Why we're still bearish on the dollar
There are a multitude of factors for our broadly bearish dollar view – the ambiguous economic and repatriation effects of the GOP Tax Bill, an unsettled US political backdrop ahead of the November midterm elections and the better goldilocks investment opportunities outside of the US. The latter two factors, in particular, is seeing the USD lose its role as an investment currency and trading under new rules where an environment of rising US rates no longer guarantees USD strength. Greater synchronicity across bond markets, amid a broadening global recovery, is one factor we’ve touted before. But we also see the Fed as a negligible factor for the USD in 2018 – not least because of the internal dichotomy of views over the key issues related to the long-run US economic outlook. This ‘Fed confusion premium’ – which will be clear in the latest FOMC minutes set for release today – may keep short-term US rates and the US dollar at bay throughout January.
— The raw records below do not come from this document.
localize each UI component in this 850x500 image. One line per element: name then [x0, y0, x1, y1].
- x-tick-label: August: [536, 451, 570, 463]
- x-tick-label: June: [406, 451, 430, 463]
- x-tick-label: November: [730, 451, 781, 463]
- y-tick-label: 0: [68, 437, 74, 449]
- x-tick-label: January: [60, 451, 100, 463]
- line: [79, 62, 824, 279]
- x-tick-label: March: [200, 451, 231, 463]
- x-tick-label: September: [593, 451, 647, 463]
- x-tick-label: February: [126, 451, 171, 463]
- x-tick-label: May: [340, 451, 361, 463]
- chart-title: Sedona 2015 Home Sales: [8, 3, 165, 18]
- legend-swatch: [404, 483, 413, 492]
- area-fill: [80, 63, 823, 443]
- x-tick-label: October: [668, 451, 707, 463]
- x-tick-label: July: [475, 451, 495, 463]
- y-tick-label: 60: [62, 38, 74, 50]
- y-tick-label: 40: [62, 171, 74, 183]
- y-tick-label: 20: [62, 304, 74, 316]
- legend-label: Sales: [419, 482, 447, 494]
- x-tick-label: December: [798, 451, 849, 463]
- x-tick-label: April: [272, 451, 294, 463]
EUR: Bullish momentum may briefly halt but EUR/$ at 1.25 is a matter of time
The EUR has started the new year pretty much where it left off – on the up and not shy of any positive catalysts. This is certainly the case when considering the backdrop of thriving economic activity and above-potential eurozone growth, renewed sentiment over deeper European integration and the markets’ underestimation of the pace and extent of future ECB policy normalisation. These positive factors underpin our view for EUR/USD to move up to 1.25 in 2Q18. However, ahead of this, we do look for stability – not least because of a realisation that a sharp rally beyond 1.25 in 1Q18 would test the ECB’s ‘pain threshold’ and elicit a relatively dovish reaction from the central bank. A reality check on EZ inflation data and Italian elections may implicitly help the ECB’s cause by holding EUR bulls at bay in 1Q18. But EUR/USD making a charge towards 1.25 is merely a matter of time.
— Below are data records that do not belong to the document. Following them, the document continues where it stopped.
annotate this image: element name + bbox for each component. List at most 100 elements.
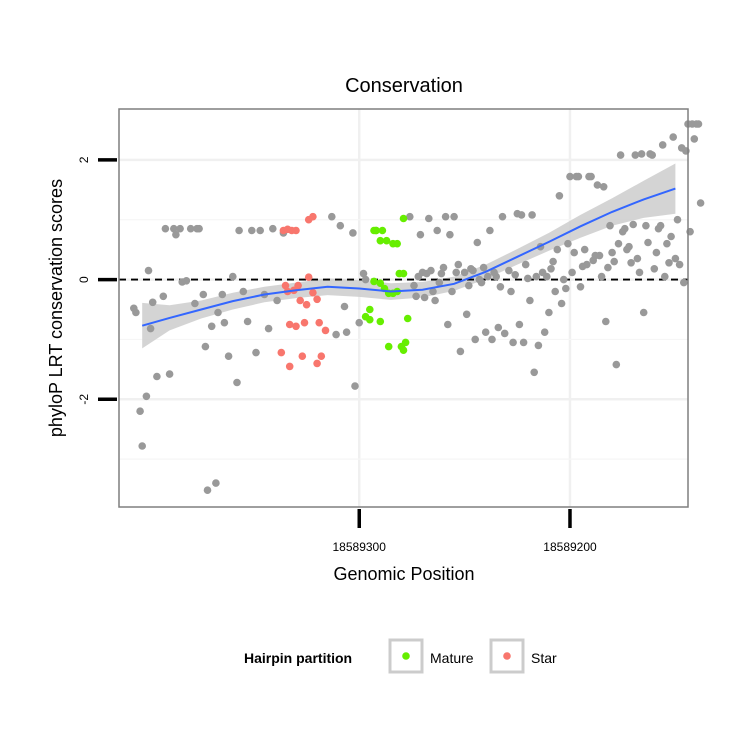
- point-other-87: [524, 274, 532, 283]
- point-other-169: [448, 287, 456, 296]
- legend-key-star: [489, 638, 525, 674]
- point-other-18: [191, 299, 199, 308]
- point-other-26: [214, 308, 222, 317]
- point-other-98: [559, 275, 568, 284]
- point-other-96: [553, 245, 562, 254]
- point-other-11: [165, 370, 174, 378]
- y-tick-label-1: 0: [77, 276, 91, 283]
- point-other-116: [627, 259, 635, 267]
- point-other-137: [543, 272, 551, 281]
- point-other-43: [328, 212, 336, 221]
- point-other-45: [336, 221, 345, 230]
- point-other-51: [359, 269, 368, 278]
- y-axis-title: phyloP LRT conservation scores: [46, 179, 66, 437]
- point-other-9: [159, 292, 168, 301]
- point-other-76: [486, 226, 494, 235]
- point-star-15: [300, 318, 309, 327]
- point-other-79: [494, 323, 503, 332]
- point-other-184: [587, 172, 595, 181]
- point-other-44: [332, 330, 340, 339]
- point-other-125: [661, 272, 669, 281]
- point-other-7: [148, 298, 157, 307]
- point-other-39: [264, 324, 273, 333]
- point-other-33: [239, 287, 248, 296]
- point-star-8: [304, 273, 313, 282]
- point-other-41: [273, 296, 281, 305]
- point-mature-25: [372, 226, 380, 235]
- point-star-3: [292, 226, 300, 235]
- point-mature-7: [399, 214, 408, 223]
- x-tick-label-1: 18589200: [543, 540, 597, 554]
- point-other-67: [456, 347, 465, 356]
- point-other-149: [663, 239, 671, 248]
- plot-panel: [118, 108, 705, 508]
- point-other-68: [460, 268, 469, 277]
- point-other-32: [235, 226, 243, 235]
- point-other-83: [509, 338, 517, 347]
- point-other-156: [608, 248, 616, 257]
- point-other-80: [498, 212, 507, 221]
- point-mature-9: [399, 269, 408, 278]
- point-other-132: [484, 272, 492, 281]
- point-star-12: [302, 300, 311, 309]
- point-star-22: [321, 326, 330, 335]
- point-other-52: [361, 275, 370, 284]
- point-other-170: [437, 269, 446, 278]
- point-other-61: [435, 278, 444, 287]
- point-other-93: [545, 308, 553, 317]
- point-other-143: [614, 239, 623, 248]
- point-other-75: [481, 328, 490, 337]
- point-mature-14: [366, 315, 374, 324]
- point-mature-15: [376, 317, 385, 326]
- point-other-1: [132, 308, 140, 317]
- point-other-160: [549, 257, 557, 266]
- point-other-89: [530, 368, 538, 377]
- point-other-122: [650, 265, 659, 273]
- legend-dot-mature: [402, 652, 410, 660]
- point-other-124: [658, 141, 667, 149]
- point-other-111: [610, 257, 618, 266]
- point-other-37: [256, 226, 265, 235]
- point-star-14: [292, 322, 300, 331]
- point-other-85: [515, 320, 524, 329]
- point-mature-4: [382, 236, 391, 245]
- point-other-182: [646, 150, 654, 158]
- smooth-trend-line: [141, 187, 676, 327]
- point-other-187: [517, 211, 526, 219]
- point-mature-24: [403, 314, 412, 323]
- point-other-97: [555, 192, 564, 200]
- y-tick-label-2: 2: [77, 156, 91, 163]
- point-other-71: [471, 335, 480, 344]
- point-other-86: [519, 338, 528, 347]
- legend-label-star: Star: [531, 650, 557, 666]
- point-other-166: [469, 266, 477, 275]
- point-mature-10: [370, 277, 378, 286]
- point-star-18: [298, 352, 307, 361]
- point-other-54: [412, 292, 420, 301]
- point-other-53: [406, 212, 414, 221]
- data-points: [130, 120, 705, 495]
- point-other-16: [182, 277, 191, 285]
- point-other-82: [505, 266, 513, 275]
- point-other-34: [243, 317, 252, 326]
- point-other-14: [176, 224, 184, 233]
- point-other-4: [142, 392, 151, 401]
- point-other-117: [631, 151, 640, 159]
- point-other-94: [547, 265, 555, 273]
- point-other-48: [349, 229, 357, 237]
- point-other-20: [195, 224, 203, 233]
- point-other-172: [427, 266, 435, 275]
- point-other-173: [420, 293, 429, 302]
- point-other-8: [153, 372, 161, 381]
- y-tick-label-0: -2: [77, 394, 91, 405]
- point-other-23: [203, 486, 212, 495]
- point-other-167: [465, 281, 473, 290]
- point-other-119: [639, 308, 648, 317]
- point-other-24: [207, 322, 216, 331]
- point-other-152: [677, 144, 686, 152]
- point-other-174: [414, 272, 423, 281]
- point-other-35: [248, 226, 256, 235]
- point-other-72: [473, 238, 482, 247]
- point-other-47: [342, 328, 351, 337]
GBP: Looking for GBP/USD at 1.40 in 1Q18 as UK economic pessimism fades
“Less Noise, More Poise” is our motto for GBP in 2018 and its resilience in recent weeks somewhat encapsulates this sentiment. While progress during Phase II of Brexit negotiations – and subsequent clarity over the UK’s new macroeconomic paradigm – will be the overarching theme dominating GBP’s direction of travel in 2018, we see two factors dictating the pound’s narrative in the short-term:
(1) Domestic UK politics and
(2) The Bank of England’s policy path.
On the former, we believe noise around a fragile Conservative government may act as a limiting factor for the currency – but note that the bar to actively sell the pound on UK politics remains high. This has been evident in GBP positioning data; while speculative investors have turned net long in recent months, this adjustment in positioning has been mainly driven by GBP shorts bailing – which suggests to us that the attractiveness of selling GBP has been fading given the absence of any factor that could seriously delay Brexit talks and push the UK closer towards the March 2019 cliff-edge.
In terms of UK politics, only a 2018 General Election may feasibly see such risks being priced into GBP. This is not our base case scenario. Instead, we prefer to focus on potential catalysts for a positive reassessment of the UK economic cycle and a hawkish re-pricing of BoE policy expectations. We cite two non-mutually exclusive factors – an agreed Brexit transition deal by 1Q18 and positive surprises in UK economic data. Some combination of these factors could bring into play a 1H18 BoE rate hike (likely May). Our conviction call is for GBP/USD to rally up to 1.40 on this story, with EUR/GBP moving to 0.85-0.86.